Please see the "Hamiltonian from a Lagrangian with constraints?" topic in SE.

Answer 5

I think the Hamiltonian is not necessarily the energy for the following reason: you can demonstrate that the Lagrangian may be deduced from the D'alembert principle which is linked to the concept of force, etc. but it may be also deduced from the Hamilton's principle which is a pure mathematical concept applied to physics (a certain quantity has to be an extremum when integrated over the true path). Therefore, you can find different forms of Lagrangians giving the same equations of motion (Lagrange's equations): either by buiding up a Lagrangian $L=T-U$, or by building up another Lagrangian furnishing the same equations. You might think the latter Lagrangian gives the right equations of motion but is actually wrong: the Hamilton's principle prevents you to affirm this.

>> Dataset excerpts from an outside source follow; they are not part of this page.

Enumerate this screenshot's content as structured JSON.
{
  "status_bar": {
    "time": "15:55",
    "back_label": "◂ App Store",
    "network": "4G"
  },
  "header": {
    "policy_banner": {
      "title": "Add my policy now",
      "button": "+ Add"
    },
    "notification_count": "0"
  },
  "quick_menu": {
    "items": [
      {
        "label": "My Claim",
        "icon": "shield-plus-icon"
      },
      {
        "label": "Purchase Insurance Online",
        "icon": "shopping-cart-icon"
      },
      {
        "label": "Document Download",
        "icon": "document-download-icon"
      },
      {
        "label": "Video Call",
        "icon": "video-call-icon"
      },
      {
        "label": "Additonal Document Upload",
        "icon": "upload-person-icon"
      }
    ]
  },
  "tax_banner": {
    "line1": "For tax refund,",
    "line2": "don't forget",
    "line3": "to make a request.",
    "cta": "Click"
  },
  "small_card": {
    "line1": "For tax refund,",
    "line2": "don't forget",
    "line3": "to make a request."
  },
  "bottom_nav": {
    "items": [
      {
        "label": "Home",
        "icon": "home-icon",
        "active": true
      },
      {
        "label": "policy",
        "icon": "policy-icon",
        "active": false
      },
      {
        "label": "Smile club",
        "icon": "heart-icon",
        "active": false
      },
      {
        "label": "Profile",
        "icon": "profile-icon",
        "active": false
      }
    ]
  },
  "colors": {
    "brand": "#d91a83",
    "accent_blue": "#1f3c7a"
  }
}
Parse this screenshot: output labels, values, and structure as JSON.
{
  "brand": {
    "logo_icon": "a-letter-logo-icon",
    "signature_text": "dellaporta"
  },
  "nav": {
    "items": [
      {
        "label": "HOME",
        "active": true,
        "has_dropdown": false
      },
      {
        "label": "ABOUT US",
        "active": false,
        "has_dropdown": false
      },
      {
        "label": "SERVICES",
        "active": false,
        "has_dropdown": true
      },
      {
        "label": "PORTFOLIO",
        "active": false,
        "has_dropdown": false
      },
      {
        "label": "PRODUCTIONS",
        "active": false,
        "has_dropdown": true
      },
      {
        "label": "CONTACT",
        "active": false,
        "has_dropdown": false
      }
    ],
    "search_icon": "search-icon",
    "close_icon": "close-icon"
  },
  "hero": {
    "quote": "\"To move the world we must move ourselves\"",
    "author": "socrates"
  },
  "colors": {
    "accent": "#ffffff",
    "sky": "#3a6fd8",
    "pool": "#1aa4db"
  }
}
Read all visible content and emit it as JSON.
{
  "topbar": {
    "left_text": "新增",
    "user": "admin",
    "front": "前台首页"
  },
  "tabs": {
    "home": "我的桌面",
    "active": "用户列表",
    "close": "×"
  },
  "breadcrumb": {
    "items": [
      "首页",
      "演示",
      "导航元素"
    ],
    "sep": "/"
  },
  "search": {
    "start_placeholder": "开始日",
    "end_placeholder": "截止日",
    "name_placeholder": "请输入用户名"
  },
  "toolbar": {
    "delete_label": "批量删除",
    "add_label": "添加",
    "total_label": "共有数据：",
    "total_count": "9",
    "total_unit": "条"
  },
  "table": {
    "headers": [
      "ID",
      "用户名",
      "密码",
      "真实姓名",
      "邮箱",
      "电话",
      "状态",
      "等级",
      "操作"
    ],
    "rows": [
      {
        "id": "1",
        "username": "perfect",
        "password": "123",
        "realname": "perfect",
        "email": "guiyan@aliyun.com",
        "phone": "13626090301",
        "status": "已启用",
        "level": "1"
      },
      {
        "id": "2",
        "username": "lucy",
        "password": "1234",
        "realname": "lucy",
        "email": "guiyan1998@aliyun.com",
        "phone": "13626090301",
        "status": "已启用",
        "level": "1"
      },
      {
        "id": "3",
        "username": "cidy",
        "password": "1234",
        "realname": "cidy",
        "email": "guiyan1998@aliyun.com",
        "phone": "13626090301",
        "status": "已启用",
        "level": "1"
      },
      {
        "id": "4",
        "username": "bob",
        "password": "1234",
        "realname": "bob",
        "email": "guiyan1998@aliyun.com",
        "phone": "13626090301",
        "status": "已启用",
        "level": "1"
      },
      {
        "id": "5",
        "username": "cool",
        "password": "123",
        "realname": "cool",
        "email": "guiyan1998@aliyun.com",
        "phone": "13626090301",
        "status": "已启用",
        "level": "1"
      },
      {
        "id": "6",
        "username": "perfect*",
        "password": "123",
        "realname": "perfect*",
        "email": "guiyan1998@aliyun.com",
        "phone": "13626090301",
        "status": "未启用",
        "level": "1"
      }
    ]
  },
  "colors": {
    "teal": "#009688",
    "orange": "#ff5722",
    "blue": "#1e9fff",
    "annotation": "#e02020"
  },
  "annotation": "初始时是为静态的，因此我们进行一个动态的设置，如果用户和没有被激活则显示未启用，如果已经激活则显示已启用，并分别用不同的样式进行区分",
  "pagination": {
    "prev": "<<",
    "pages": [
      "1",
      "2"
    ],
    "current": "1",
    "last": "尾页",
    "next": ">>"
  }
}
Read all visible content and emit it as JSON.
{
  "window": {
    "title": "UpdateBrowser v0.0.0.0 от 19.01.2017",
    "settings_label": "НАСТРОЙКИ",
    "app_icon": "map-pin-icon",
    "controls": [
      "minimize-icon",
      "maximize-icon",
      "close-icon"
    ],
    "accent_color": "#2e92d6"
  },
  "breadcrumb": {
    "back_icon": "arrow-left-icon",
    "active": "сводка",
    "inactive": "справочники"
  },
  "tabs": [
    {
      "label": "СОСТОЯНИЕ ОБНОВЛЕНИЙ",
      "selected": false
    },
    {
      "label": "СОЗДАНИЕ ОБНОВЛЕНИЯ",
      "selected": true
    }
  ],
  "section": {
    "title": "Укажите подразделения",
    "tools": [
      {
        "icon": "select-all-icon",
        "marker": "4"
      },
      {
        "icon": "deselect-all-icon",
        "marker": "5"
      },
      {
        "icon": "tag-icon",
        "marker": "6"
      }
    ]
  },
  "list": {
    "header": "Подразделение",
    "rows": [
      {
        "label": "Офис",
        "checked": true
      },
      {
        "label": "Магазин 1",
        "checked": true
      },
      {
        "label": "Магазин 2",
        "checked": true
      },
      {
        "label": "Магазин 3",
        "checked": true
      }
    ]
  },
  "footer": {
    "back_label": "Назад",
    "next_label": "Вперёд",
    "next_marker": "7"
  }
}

Example drawn from a french textbook (C. Cohen Tannoudji):

Let's imagine two independent identical 1D harmonic oscillators with x and y coordinates.

From the D'Alembert principle, you have

$L=T-U=\frac{1}{2}m(\dot{x}^2+\dot{y}^2)-\frac{1}{2}m\omega_0^2(x^2+y^2)$,

and the equations of motions are

$\ddot{x}=-\omega_0^2x$

and

$\ddot{y}=-\omega_0^2y$.

If you use this other Lagrangian $L'=m\dot{x}\dot{y}-m\omega_0xy$, you exactly find the same equations. $L'$ could have been deduced from the Hamilton's principle.

If, then, you decide to write the Hamiltonian using the usual Legendre's transformation and the definition of momentum, you easily show that the Hamiltonians are also different.

In the often mentioned case where a moving frame is chosen to define the coordinates, it is normal that the energy be different from the case where the frame is at rest. I mean, you find the same result in Newton's mechanics: a particle of mass $m$ and velocity $v$ has an energy $E=\frac{1}{2}mv^2$ whereas in its proper frame, $E=0$. Up to me this answer for the Hamiltonian is somehow trivial.